Chocolate Macarons

140 g almond flour 

2 cups plus 2 tablespoons (250 g) powdered sugar 

¼ cup (25 g) Dutch processed cocoa powder, plus more for dusting 

100 g egg whites (about 4 large egg whites)

ganache

Get ready

Using a 1 ½ inch cookie cutter, trace a total of 40 circles separated by 1 inch onto 2 sheets of parchment.  Turn the parchment over so the ink does not touch the cookie and line two baking sheets.  Fit a large pastry bag with a plain ½ inch tip. 

Make the batter

Sift almond flour, powdered sugar and cocoa together. 

Measure the egg whites. You won’t need all of the fourth egg white. Using a microwave on the lowest power setting, microwave the egg whites for 10 seconds. Continue microwaving in 5 second intervals until they are about 75°. Beat the egg whites at low to medium speed until they are foamy. Continue beating on high speed until they are firm and glossy. When you lift the whisk the egg whites should form a peak that droops just a little. 

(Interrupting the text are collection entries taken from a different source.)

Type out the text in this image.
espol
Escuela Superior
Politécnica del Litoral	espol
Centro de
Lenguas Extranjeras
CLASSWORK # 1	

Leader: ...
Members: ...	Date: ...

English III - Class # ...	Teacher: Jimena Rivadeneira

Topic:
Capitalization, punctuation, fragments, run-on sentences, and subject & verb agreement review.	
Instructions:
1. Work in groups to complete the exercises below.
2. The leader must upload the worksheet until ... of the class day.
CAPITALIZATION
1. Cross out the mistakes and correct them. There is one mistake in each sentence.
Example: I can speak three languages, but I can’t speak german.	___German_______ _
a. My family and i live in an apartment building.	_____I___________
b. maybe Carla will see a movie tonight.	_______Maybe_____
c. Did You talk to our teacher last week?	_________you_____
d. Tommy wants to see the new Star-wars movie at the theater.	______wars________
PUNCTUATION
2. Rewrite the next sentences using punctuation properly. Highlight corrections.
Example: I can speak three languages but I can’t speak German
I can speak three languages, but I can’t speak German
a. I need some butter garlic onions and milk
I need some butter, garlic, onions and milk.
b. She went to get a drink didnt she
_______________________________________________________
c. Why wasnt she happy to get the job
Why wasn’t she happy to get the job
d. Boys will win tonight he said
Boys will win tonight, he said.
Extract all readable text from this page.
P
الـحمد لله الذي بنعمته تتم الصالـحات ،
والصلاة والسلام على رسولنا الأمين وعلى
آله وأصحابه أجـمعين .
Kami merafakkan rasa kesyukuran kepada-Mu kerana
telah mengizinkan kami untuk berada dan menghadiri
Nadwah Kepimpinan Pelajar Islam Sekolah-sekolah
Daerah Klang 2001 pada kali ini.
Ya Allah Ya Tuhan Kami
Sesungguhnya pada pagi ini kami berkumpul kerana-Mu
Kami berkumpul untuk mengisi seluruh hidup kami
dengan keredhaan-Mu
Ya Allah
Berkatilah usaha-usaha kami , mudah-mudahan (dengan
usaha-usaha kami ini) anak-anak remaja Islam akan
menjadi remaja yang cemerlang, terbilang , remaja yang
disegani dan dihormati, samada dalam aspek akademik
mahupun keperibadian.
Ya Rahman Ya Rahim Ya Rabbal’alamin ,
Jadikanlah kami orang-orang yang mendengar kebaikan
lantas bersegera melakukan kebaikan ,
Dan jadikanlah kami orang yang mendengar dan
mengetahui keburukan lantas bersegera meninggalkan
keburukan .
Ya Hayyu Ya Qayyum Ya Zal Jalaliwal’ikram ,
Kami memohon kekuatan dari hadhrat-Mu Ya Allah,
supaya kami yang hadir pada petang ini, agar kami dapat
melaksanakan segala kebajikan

Working with a spatula, gently fold the dry ingredients into the egg whites in 3 additions. When all of the dry ingredients are incorporated it should look like cake batter. 

Pipe the cookies

Spoon the batter into the pastry bag and pipe into the circles on the parchment lined pans.  When you’ve piped all the rounds, lift the baking sheet with both hands and bang it on the counter a few times to release any air bubbles. Let the cookies sit at room temperature for 30 minutes. 

Bake

Preheat the oven to 425°. Dust the tops of the cookies with cocoa powder and slide the pans into the oven. As soon as the baking sheet is in the oven, lower the temperature to 300°. Bake for 15 to 20 minutes until the tops are smooth and the cookies are firm to the touch. Let the cookies cool in the oven with the door left open a few inches. Remove the cookies from the parchment once completely cool. 

Assemble the cookies

Pipe a dollop of ganache onto the flat side of half the cookies. On top of the ganache place another cookie flat side down and press gently. Try to pair each cookie with another of equal size.

Place the macaroons in a covered container in the refrigerator overnight before serving. Separate the layers of cookies with wax paper.

Adapted from Chocolate Desserts by Pierre Herme and Food 52’s Double Chocolate French Macarons.